Later, we’ll further study the built-in eval function; it runs a string containing Python expression code and so can convert a string to any kind of object. The functions int and float convert only to numbers, but this restriction means they are usually faster (and more secure, because they do not accept arbitrary expression code). As we saw briefly in Chapter 5, the string formatting expression also provides a way to convert numbers to strings. We’ll discuss formatting further later in this chapter.

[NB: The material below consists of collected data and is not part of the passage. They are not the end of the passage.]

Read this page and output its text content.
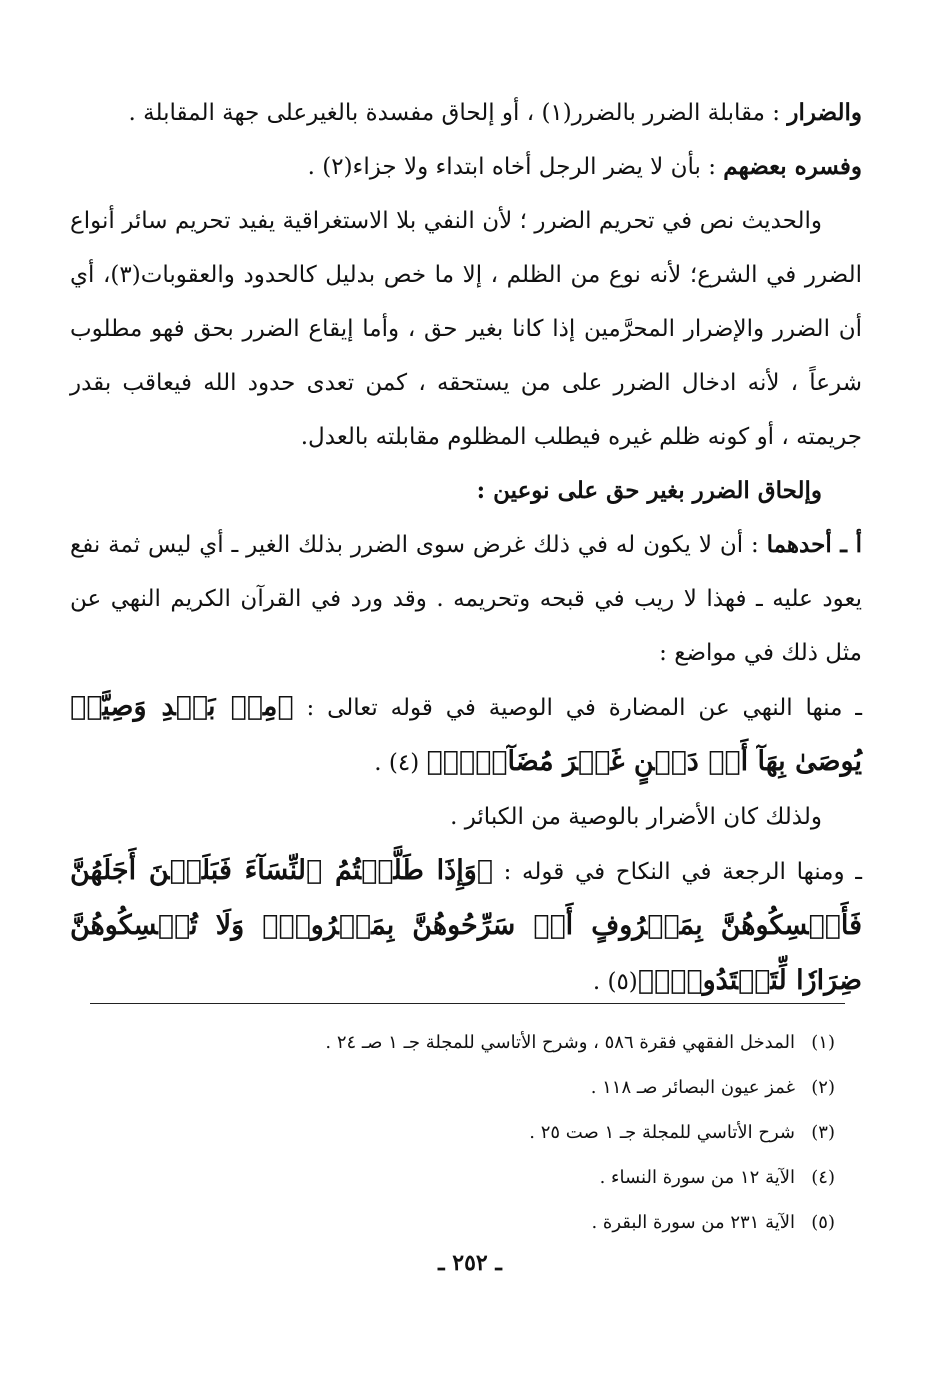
والضرار : مقابلة الضرر بالضرر(١) ، أو إلحاق مفسدة بالغيرعلى جهة المقابلة .

وفسره بعضهم : بأن لا يضر الرجل أخاه ابتداء ولا جزاء(٢) .

والحديث نص في تحريم الضرر ؛ لأن النفي بلا الاستغراقية يفيد تحريم سائر أنواع الضرر في الشرع؛ لأنه نوع من الظلم ، إلا ما خص بدليل كالحدود والعقوبات(٣)، أي أن الضرر والإضرار المحرَّمين إذا كانا بغير حق ، وأما إيقاع الضرر بحق فهو مطلوب شرعاً ، لأنه ادخال الضرر على من يستحقه ، كمن تعدى حدود الله فيعاقب بقدر جريمته ، أو كونه ظلم غيره فيطلب المظلوم مقابلته بالعدل.

وإلحاق الضرر بغير حق على نوعين :

أ ـ أحدهما : أن لا يكون له في ذلك غرض سوى الضرر بذلك الغير ـ أي ليس ثمة نفع يعود عليه ـ فهذا لا ريب في قبحه وتحريمه . وقد ورد في القرآن الكريم النهي عن مثل ذلك في مواضع :

ـ منها النهي عن المضارة في الوصية في قوله تعالى : ﴿مِنۢ بَعۡدِ وَصِيَّةٖ يُوصَىٰ بِهَآ أَوۡ دَيۡنٍ غَيۡرَ مُضَآرّٖۚ﴾ (٤) .

ولذلك كان الأضرار بالوصية من الكبائر .

ـ ومنها الرجعة في النكاح في قوله : ﴿وَإِذَا طَلَّقۡتُمُ ٱلنِّسَآءَ فَبَلَغۡنَ أَجَلَهُنَّ فَأَمۡسِكُوهُنَّ بِمَعۡرُوفٍ أَوۡ سَرِّحُوهُنَّ بِمَعۡرُوفٖۚ وَلَا تُمۡسِكُوهُنَّ ضِرَارٗا لِّتَعۡتَدُواْۚ﴾(٥) .

(١)المدخل الفقهي فقرة ٥٨٦ ، وشرح الأتاسي للمجلة جـ ١ صـ ٢٤ .
(٢)غمز عيون البصائر صـ ١١٨ .
(٣)شرح الأتاسي للمجلة جـ ١ صت ٢٥ .
(٤)الآية ١٢ من سورة النساء .
(٥)الآية ٢٣١ من سورة البقرة .
ـ ٢٥٢ ـ
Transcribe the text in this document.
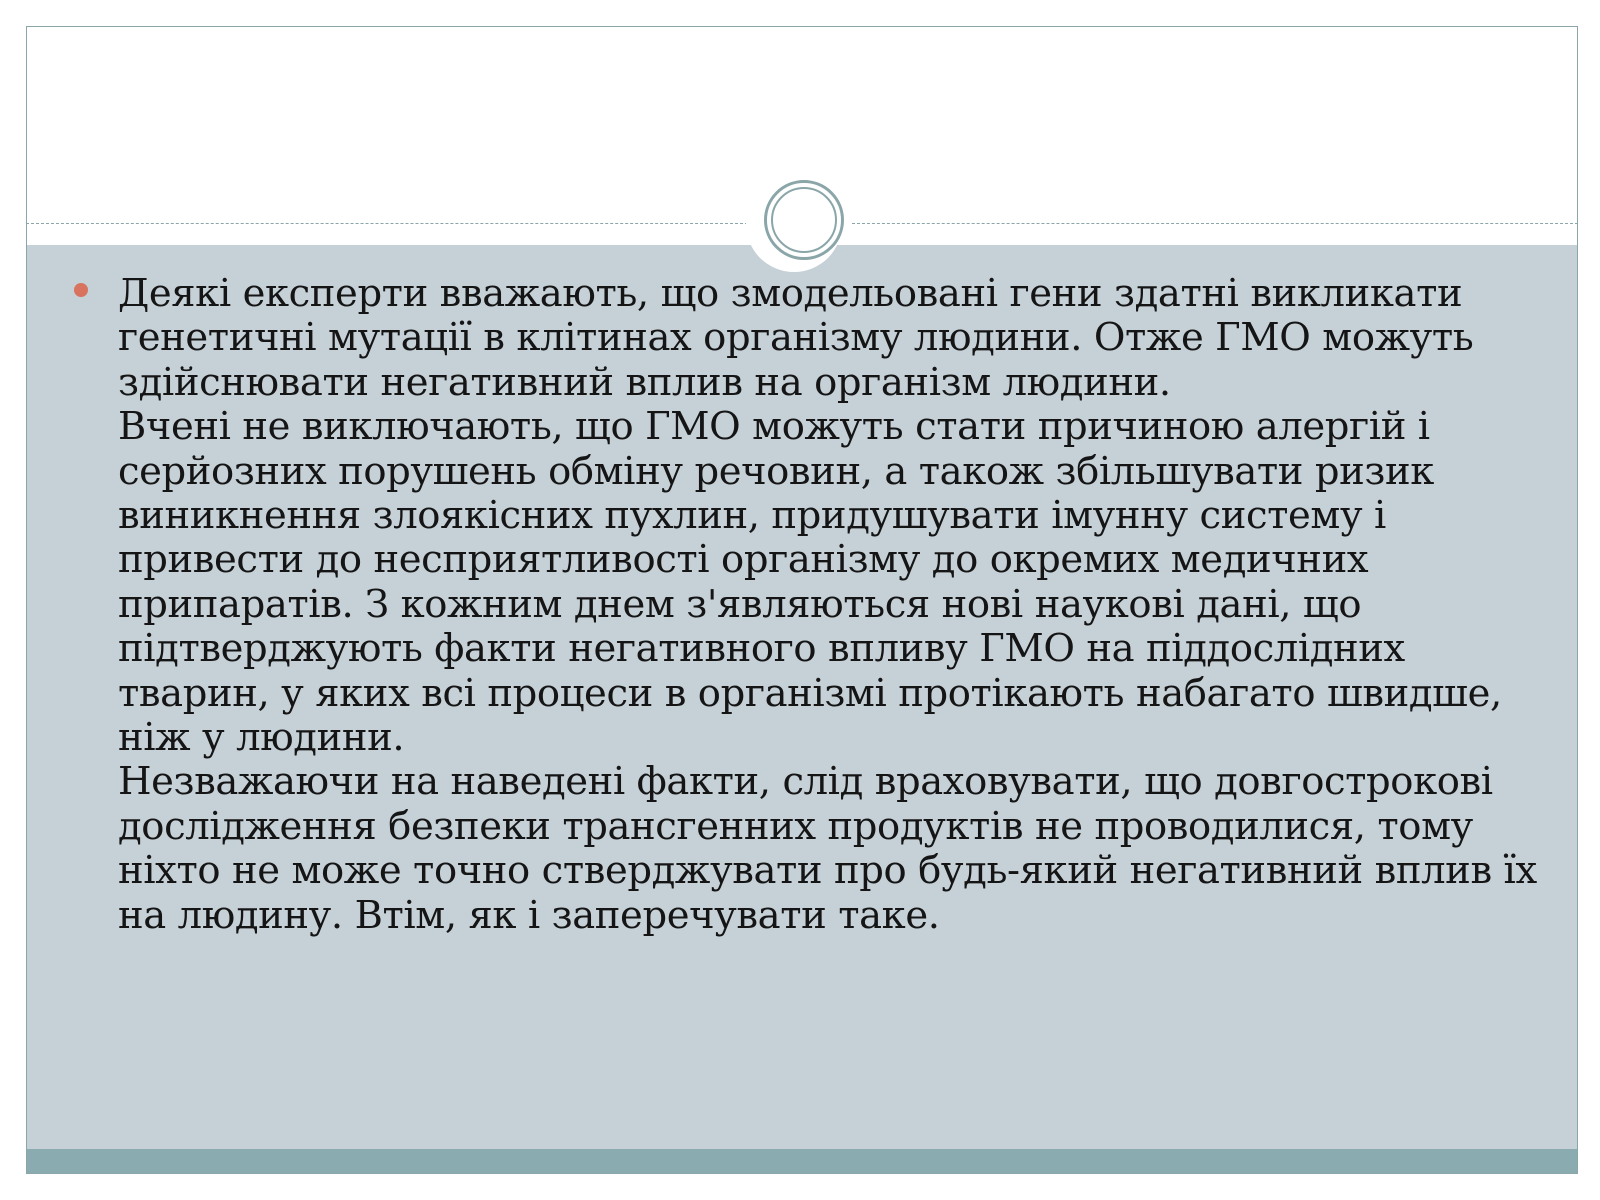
Деякі експерти вважають, що змодельовані гени здатні викликати генетичні мутації в клітинах організму людини. Отже ГМО можуть здійснювати негативний вплив на організм людини.
Вчені не виключають, що ГМО можуть стати причиною алергій і серйозних порушень обміну речовин, а також збільшувати ризик виникнення злоякісних пухлин, придушувати імунну систему і привести до несприятливості організму до окремих медичних припаратів. З кожним днем з'являються нові наукові дані, що підтверджують факти негативного впливу ГМО на піддослідних тварин, у яких всі процеси в організмі протікають набагато швидше, ніж у людини.
Незважаючи на наведені факти, слід враховувати, що довгострокові дослідження безпеки трансгенних продуктів не проводилися, тому ніхто не може точно стверджувати про будь-який негативний вплив їх на людину. Втім, як і заперечувати таке.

Character code conversions

On the subject of conversions, it is also possible to convert a single character to its underlying ASCII integer code by passing it to the built-in ord function—this returns the actual binary value of the corresponding byte in memory. The chr function performs the inverse operation, taking an ASCII integer code and converting it to the corresponding character:

>>> ord('s')
115
>>> chr(115)
's'

You can use a loop to apply these functions to all characters in a string. These tools can also be used to perform a sort of string-based math. To advance to the next character, for example, convert and do the math in integer:

>>> S = '5'
>>> S = chr(ord(S) + 1)
>>> S
'6'
>>> S = chr(ord(S) + 1)
>>> S
'7'

At least for single-character strings, this provides an alternative to using the built-in int function to convert from string to integer:

>>> int('5')
5
>>> ord('5') - ord('0')
5

Such conversions can be used in conjunction with looping statements, introduced in Chapter 4 and covered in depth in the next part of this book, to convert a string of binary digits to their corresponding integer values. Each time through the loop, multiply the current value by 2 and add the next digit’s integer value:

>>> B = '1101'                 # Convert binary digits to integer with ord
>>> I = 0
>>> while B != '':
...     I = I * 2 + (ord(B[0]) - ord('0'))
...     B = B[1:]
...
>>> I
13

A left-shift operation (I << 1) would have the same effect as multiplying by 2 here. We’ll leave this change as a suggested exercise, though, both because we haven’t studied loops in detail yet and because the int and bin built-ins we met in Chapter 5 handle binary conversion tasks for us in Python 2.6 and 3.0:

>>> int('1101', 2)             # Convert binary to integer: built-in
13
>>> bin(13)                    # Convert integer to binary
'0b1101'

Given enough time, Python tends to automate most common tasks!